Greenland alone contains 25 of 34 critical minerals on the EU's strategic list. The Arctic, broadly, contains much of the rest. When I see the administration pressuring Denmark over Greenland, I don't just see territorial ambition or wounded ego. I see a recognition, however clumsily expressed, that the physical substrates of 21st-century power are not evenly distributed, and that whoever controls them controls more than rocks. The methods are painfully, obviously wrong, but the underlying anxiety is not irrational. America and the West writ large have built a civilization on materials we don't control, and that's a problem whether or not we like the people pointing it out.

The Story

Once you accept the Arctic as an organizing principle, other things click into place. The pressure campaign against Canada wasn't just about tariffs; Canada's northern territories are central to Arctic shipping and resource access. The courtship of Russia wasn't just about ending the Ukraine war; Russia has the only infrastructure capable of operating in Arctic conditions year-round. The threats against NATO allies weren't random provocations; they targeted the nations standing between America and Arctic resources.
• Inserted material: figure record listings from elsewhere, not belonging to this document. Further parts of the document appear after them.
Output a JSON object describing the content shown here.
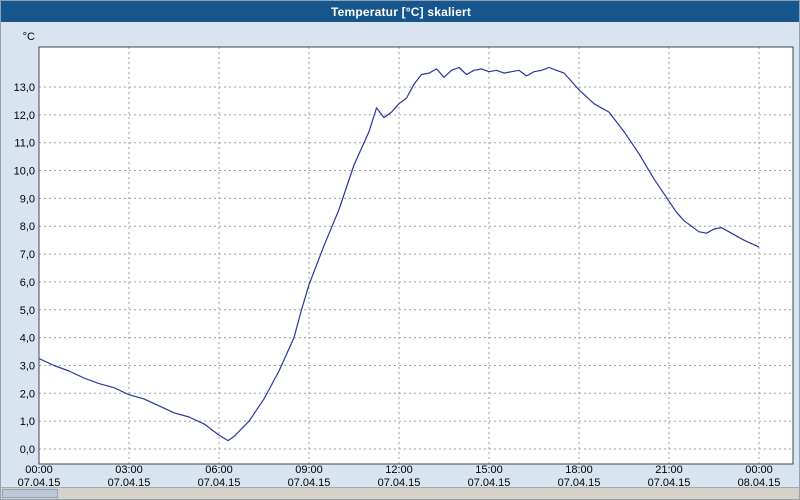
{
  "window": {
    "title": "Temperatur [°C] skaliert"
  },
  "chart_data": {
    "type": "line",
    "title": "Temperatur [°C] skaliert",
    "y_axis_unit": "°C",
    "ylim": [
      0,
      14
    ],
    "xlim_hours": [
      0,
      24
    ],
    "grid": true,
    "grid_style": "dashed",
    "line_color": "#2a35a0",
    "y_ticks": [
      {
        "value": 0,
        "label": "0,0"
      },
      {
        "value": 1,
        "label": "1,0"
      },
      {
        "value": 2,
        "label": "2,0"
      },
      {
        "value": 3,
        "label": "3,0"
      },
      {
        "value": 4,
        "label": "4,0"
      },
      {
        "value": 5,
        "label": "5,0"
      },
      {
        "value": 6,
        "label": "6,0"
      },
      {
        "value": 7,
        "label": "7,0"
      },
      {
        "value": 8,
        "label": "8,0"
      },
      {
        "value": 9,
        "label": "9,0"
      },
      {
        "value": 10,
        "label": "10,0"
      },
      {
        "value": 11,
        "label": "11,0"
      },
      {
        "value": 12,
        "label": "12,0"
      },
      {
        "value": 13,
        "label": "13,0"
      }
    ],
    "x_ticks": [
      {
        "hour": 0,
        "time": "00:00",
        "date": "07.04.15"
      },
      {
        "hour": 3,
        "time": "03:00",
        "date": "07.04.15"
      },
      {
        "hour": 6,
        "time": "06:00",
        "date": "07.04.15"
      },
      {
        "hour": 9,
        "time": "09:00",
        "date": "07.04.15"
      },
      {
        "hour": 12,
        "time": "12:00",
        "date": "07.04.15"
      },
      {
        "hour": 15,
        "time": "15:00",
        "date": "07.04.15"
      },
      {
        "hour": 18,
        "time": "18:00",
        "date": "07.04.15"
      },
      {
        "hour": 21,
        "time": "21:00",
        "date": "07.04.15"
      },
      {
        "hour": 24,
        "time": "00:00",
        "date": "08.04.15"
      }
    ],
    "series": [
      {
        "name": "Temperatur [°C]",
        "x": [
          0,
          0.5,
          1,
          1.5,
          2,
          2.5,
          3,
          3.5,
          4,
          4.5,
          5,
          5.5,
          6,
          6.3,
          6.5,
          7,
          7.5,
          8,
          8.5,
          8.75,
          9,
          9.5,
          10,
          10.5,
          11,
          11.25,
          11.5,
          11.75,
          12,
          12.25,
          12.5,
          12.75,
          13,
          13.25,
          13.5,
          13.75,
          14,
          14.25,
          14.5,
          14.75,
          15,
          15.25,
          15.5,
          15.75,
          16,
          16.25,
          16.5,
          16.75,
          17,
          17.25,
          17.5,
          17.75,
          18,
          18.5,
          19,
          19.5,
          20,
          20.5,
          21,
          21.25,
          21.5,
          21.75,
          22,
          22.25,
          22.5,
          22.75,
          23,
          23.5,
          24
        ],
        "y": [
          3.25,
          3.0,
          2.8,
          2.55,
          2.35,
          2.2,
          1.95,
          1.8,
          1.55,
          1.3,
          1.15,
          0.9,
          0.5,
          0.3,
          0.45,
          1.0,
          1.8,
          2.8,
          4.0,
          5.0,
          5.9,
          7.3,
          8.6,
          10.2,
          11.4,
          12.25,
          11.9,
          12.1,
          12.4,
          12.6,
          13.1,
          13.45,
          13.5,
          13.65,
          13.35,
          13.6,
          13.7,
          13.45,
          13.6,
          13.65,
          13.55,
          13.6,
          13.5,
          13.55,
          13.6,
          13.4,
          13.55,
          13.6,
          13.7,
          13.6,
          13.5,
          13.2,
          12.9,
          12.4,
          12.1,
          11.4,
          10.6,
          9.7,
          8.9,
          8.5,
          8.2,
          8.0,
          7.8,
          7.75,
          7.9,
          7.95,
          7.8,
          7.5,
          7.25
        ]
      }
    ]
  },
  "scrollbar": {
    "orientation": "horizontal"
  }
}
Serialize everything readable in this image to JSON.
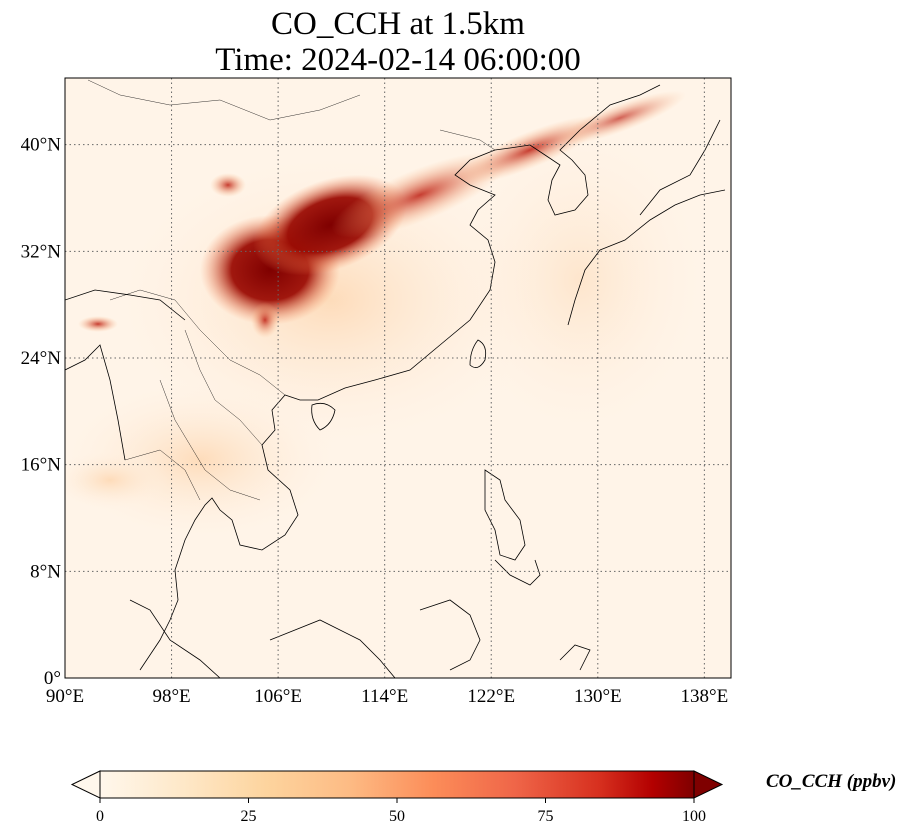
{
  "title_line1": "CO_CCH at 1.5km",
  "title_line2": "Time: 2024-02-14 06:00:00",
  "colorbar": {
    "label": "CO_CCH (ppbv)",
    "ticks": [
      "0",
      "25",
      "50",
      "75",
      "100"
    ],
    "tick_values": [
      0,
      25,
      50,
      75,
      100
    ],
    "min": 0,
    "max": 100,
    "extend": "both",
    "colormap": [
      "#fff5eb",
      "#fee6ce",
      "#fdd0a2",
      "#fdae6b",
      "#fd8d3c",
      "#f16913",
      "#d94801",
      "#a63603",
      "#7f2704"
    ]
  },
  "map": {
    "lon_range": [
      90,
      140
    ],
    "lat_range": [
      0,
      45
    ],
    "lon_ticks": [
      90,
      98,
      106,
      114,
      122,
      130,
      138
    ],
    "lon_tick_labels": [
      "90°E",
      "98°E",
      "106°E",
      "114°E",
      "122°E",
      "130°E",
      "138°E"
    ],
    "lat_ticks": [
      0,
      8,
      16,
      24,
      32,
      40
    ],
    "lat_tick_labels": [
      "0°",
      "8°N",
      "16°N",
      "24°N",
      "32°N",
      "40°N"
    ],
    "gridlines": "dotted",
    "coastlines": true,
    "borders": true
  }
}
I want to be careful here. I am not arguing that every tweet, every tariff, every insult fits neatly into this framework. Some of it is surely impulse. Some of it is surely performance. But I am arguing that there is a strategic logic underneath; a bet that Arctic control will define 21st-century power, and that traditional alliances and institutional norms are obstacles to be overcome rather than assets to be preserved.

This is a coherent worldview. You don't have to agree with it to recognize how cleanly it fits together. The postwar American approach assumed that stable alliances and rules-based order served American interests, while the current approach assumes the opposite: that American interests are best served through direct control, bilateral deals, and the willingness to coerce with force anyone who stands in the way. The Arctic is where this theory meets reality.

What makes this moment so urgent is that the window for positioning is closing. Russia has been building Arctic infrastructure for two decades. China is spending at a pace America cannot currently match. The nations that establish footholds in ports, icebreaker fleets, extraction rights, and military presence will have structural advantages that compound over time. First-mover advantages in resource extraction are notoriously durable. The oil fields you control, the shipping routes you secure, the processing facilities you build—these create facts on the ground that are extraordinarily difficult to reverse. The next two decades will see the emergence of an entirely new theater of global commerce and competition. The Arctic is not a sideshow. It is the next century's main event.

Handwritten notes about the Arctic
I've been thinking about this for a while.

Conclusion

To close: This Arctic explanation is compelling, but compelling explanations are dangerous. They can make us see patterns where none exist, coherence where there is only chaos. Maybe this is all just ego and impulse dressed up in strategic clothing by someone (me) who can't accept that the world might be governed by embarrassingly imperfect, irrational actors. Maybe the real explanation is simpler and sadder: that power and greed come first, and the justifications as purely post-facto.

But I don't think so. I think the Arctic matters in ways that most of us haven't internalized yet. I think the Trump II administration has recognized this. And I think that decades from now, we'll look back at this period and see it as the moment when the great powers began their contest for the last unclaimed space on Earth—a space containing more extractable wealth than any region opened to exploitation since the Americas themselves.

Whether that contest is managed wisely or catastrophically remains to be seen. The early returns are not encouraging. But the contest itself is real, and pretending otherwise won't make it go away. The ice is melting. The routes are opening. The minerals are there. And whoever controls them will shape the century to come.

Wherever this leads, it's clear Seward was on to something.